Profit from Investment
90% of the net rental income from a REIT’s portfolio must be distributed as dividends or interest to shareholders. Consequently, as a REIT investor, you can profit from dividends and a growth in stock value.
Returns on commercial real estate typically range from 8% to 10% annually.

Grade A commercial real estate and office space, however, may yield higher returns due to their exceptional locations. After taking into account the fund management charge, which is deducted prior to paying out to the unitholders, the predicted return on investment in REITs is between 8% and 14% in the short to medium term, with minimal risks.

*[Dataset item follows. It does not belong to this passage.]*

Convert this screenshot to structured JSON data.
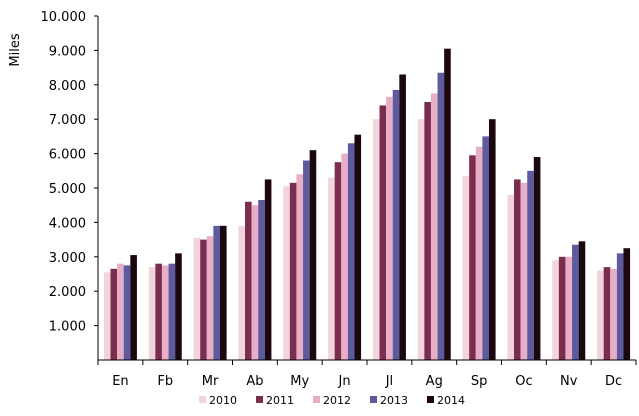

But in order to maintain a long-term horizon and be patient in riding through the real estate cycles, which have a tendency to linger for a long time, one may need to stay invested for extended periods of time—three to five years.

Dividend, rental, and interest revenue received by REITs and given to their unit holders are of the same nature, and in the eyes of the unit holder, are seen as dividend, rental, and interest income, respectively. The tax levied on each kind of investment and return is broken down as follows.